Kim Su Hwan, Schramm Severin, Riedel Evamaria Olga, Schmitzer Lena, Rosenkranz Enrike, Kertels Olivia, Bodden Jannis, Paprottka Karolin, Sepp Dominik, Renz Martin, Kirschke Jan, Baum Thomas, Maegerlein Christian, Boeckh-Behrens Tobias, Zimmer Claus, Wiestler Benedikt, Hedderich Dennis M
Institute of Diagnostic and Interventional Neuroradiology, Klinikum rechts der Isar, School of Medicine and Health, Technical University of Munich, Munich, Germany.
Radiol Med. 2025 Apr;130(4):555-566. doi: 10.1007/s11547-025-01964-6. Epub 2025 Feb 12.
To determine how automation bias (inclination of humans to overly trust-automated decision-making systems) can affect radiologists when interpreting AI-detected cerebral aneurysm findings in time-of-flight magnetic resonance angiography (TOF-MRA) studies.
Nine radiologists with varying levels of experience evaluated twenty TOF-MRA examinations for the presence of cerebral aneurysms. Every case was evaluated with and without assistance by the AI software © mdbrain, with a washout period of at least four weeks in-between. Half of the cases included at least one false-positive AI finding. Aneurysm ratings, follow-up recommendations, and reading times were assessed using the Wilcoxon signed-rank test.
False-positive AI results led to significantly higher suspicion of aneurysm findings (p = 0.01). Inexperienced readers further recommended significantly more intense follow-up examinations when presented with false-positive AI findings (p = 0.005). Reading times were significantly shorter with AI assistance in inexperienced (164.1 vs 228.2 s; p < 0.001), moderately experienced (126.2 vs 156.5 s; p < 0.009), and very experienced (117.9 vs 153.5 s; p < 0.001) readers alike.
Our results demonstrate the susceptibility of radiology readers to automation bias in detecting cerebral aneurysms in TOF-MRA studies when encountering false-positive AI findings. While AI systems for cerebral aneurysm detection can provide benefits, challenges in human-AI interaction need to be mitigated to ensure safe and effective adoption.

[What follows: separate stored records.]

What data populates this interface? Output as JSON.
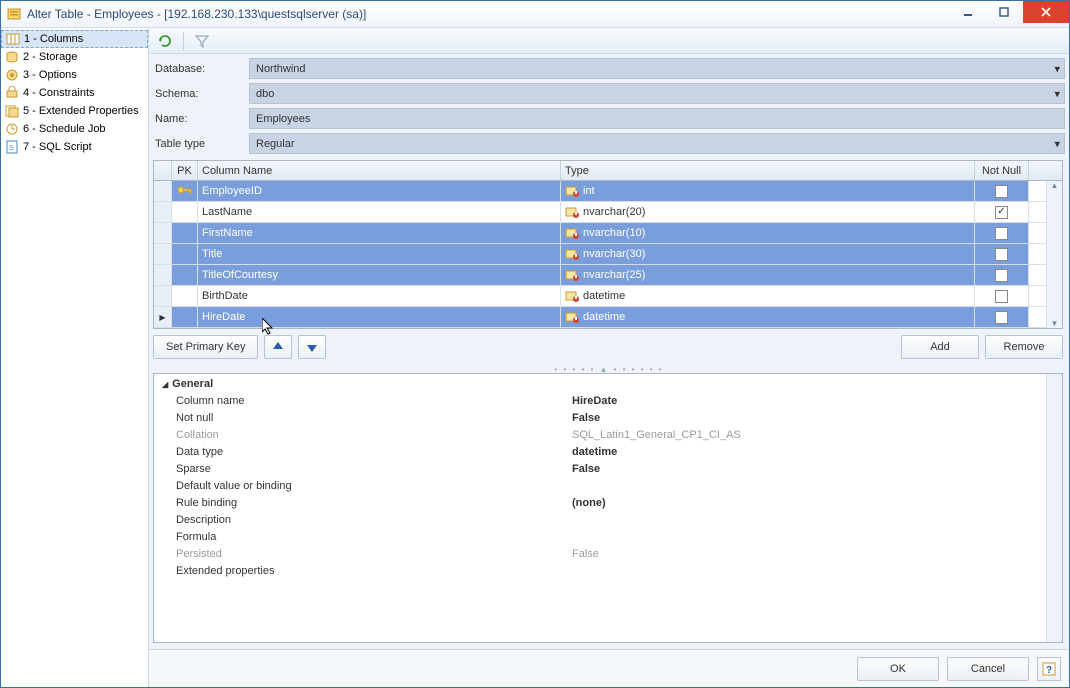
{
  "title": "Alter Table - Employees - [192.168.230.133\\questsqlserver (sa)]",
  "sidebar": {
    "items": [
      {
        "label": "1 - Columns"
      },
      {
        "label": "2 - Storage"
      },
      {
        "label": "3 - Options"
      },
      {
        "label": "4 - Constraints"
      },
      {
        "label": "5 - Extended Properties"
      },
      {
        "label": "6 - Schedule Job"
      },
      {
        "label": "7 - SQL Script"
      }
    ]
  },
  "form": {
    "database_label": "Database:",
    "database_value": "Northwind",
    "schema_label": "Schema:",
    "schema_value": "dbo",
    "name_label": "Name:",
    "name_value": "Employees",
    "tabletype_label": "Table type",
    "tabletype_value": "Regular"
  },
  "grid": {
    "headers": {
      "pk": "PK",
      "cname": "Column Name",
      "ctype": "Type",
      "nn": "Not Null"
    },
    "rows": [
      {
        "pk": true,
        "name": "EmployeeID",
        "type": "int",
        "notnull": true,
        "selected": true,
        "current": false
      },
      {
        "pk": false,
        "name": "LastName",
        "type": "nvarchar(20)",
        "notnull": true,
        "selected": false,
        "current": false
      },
      {
        "pk": false,
        "name": "FirstName",
        "type": "nvarchar(10)",
        "notnull": true,
        "selected": true,
        "current": false
      },
      {
        "pk": false,
        "name": "Title",
        "type": "nvarchar(30)",
        "notnull": false,
        "selected": true,
        "current": false
      },
      {
        "pk": false,
        "name": "TitleOfCourtesy",
        "type": "nvarchar(25)",
        "notnull": false,
        "selected": true,
        "current": false
      },
      {
        "pk": false,
        "name": "BirthDate",
        "type": "datetime",
        "notnull": false,
        "selected": false,
        "current": false
      },
      {
        "pk": false,
        "name": "HireDate",
        "type": "datetime",
        "notnull": false,
        "selected": true,
        "current": true
      }
    ]
  },
  "actions": {
    "set_pk": "Set Primary Key",
    "add": "Add",
    "remove": "Remove"
  },
  "props": {
    "group": "General",
    "rows": [
      {
        "key": "Column name",
        "val": "HireDate",
        "bold": true
      },
      {
        "key": "Not null",
        "val": "False",
        "bold": true
      },
      {
        "key": "Collation",
        "val": "SQL_Latin1_General_CP1_CI_AS",
        "dim": true
      },
      {
        "key": "Data type",
        "val": "datetime",
        "bold": true
      },
      {
        "key": "Sparse",
        "val": "False",
        "bold": true
      },
      {
        "key": "Default value or binding",
        "val": ""
      },
      {
        "key": "Rule binding",
        "val": "(none)",
        "bold": true
      },
      {
        "key": "Description",
        "val": ""
      },
      {
        "key": "Formula",
        "val": ""
      },
      {
        "key": "Persisted",
        "val": "False",
        "dim": true
      },
      {
        "key": "Extended properties",
        "val": ""
      }
    ]
  },
  "footer": {
    "ok": "OK",
    "cancel": "Cancel"
  }
}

确定自动化偏差(人类过度信任自动化决策系统的倾向)在解读飞行时间磁共振血管造影(TOF-MRA)研究中人工智能检测到的脑动脉瘤结果时如何影响放射科医生。
九名经验水平各异的放射科医生对20例TOF-MRA检查进行脑动脉瘤检测。每例病例均在有无人工智能软件©mdbrain辅助的情况下进行评估,两次评估之间的洗脱期至少为四周。一半的病例包含至少一个假阳性人工智能检测结果。使用Wilcoxon符号秩检验评估动脉瘤分级、随访建议和阅读时间。
人工智能的假阳性结果导致对动脉瘤结果的怀疑显著增加(p = 0.01)。经验不足的阅片者在面对人工智能假阳性结果时,进一步推荐的随访检查强度明显更高(p = 0.005)。在经验不足(164.1秒对228.2秒;p < 0.001)、经验中等(126.2秒对156.5秒;p < 0.009)和经验丰富(117.9秒对153.5秒;p < 0.001)的阅片者中,有人工智能辅助时的阅读时间均显著缩短。
我们的结果表明,在TOF-MRA研究中检测脑动脉瘤时,当遇到人工智能假阳性结果时,放射科阅片者易受自动化偏差影响。虽然用于检测脑动脉瘤的人工智能系统有诸多益处,但需要缓解人机交互中的挑战,以确保安全有效地应用。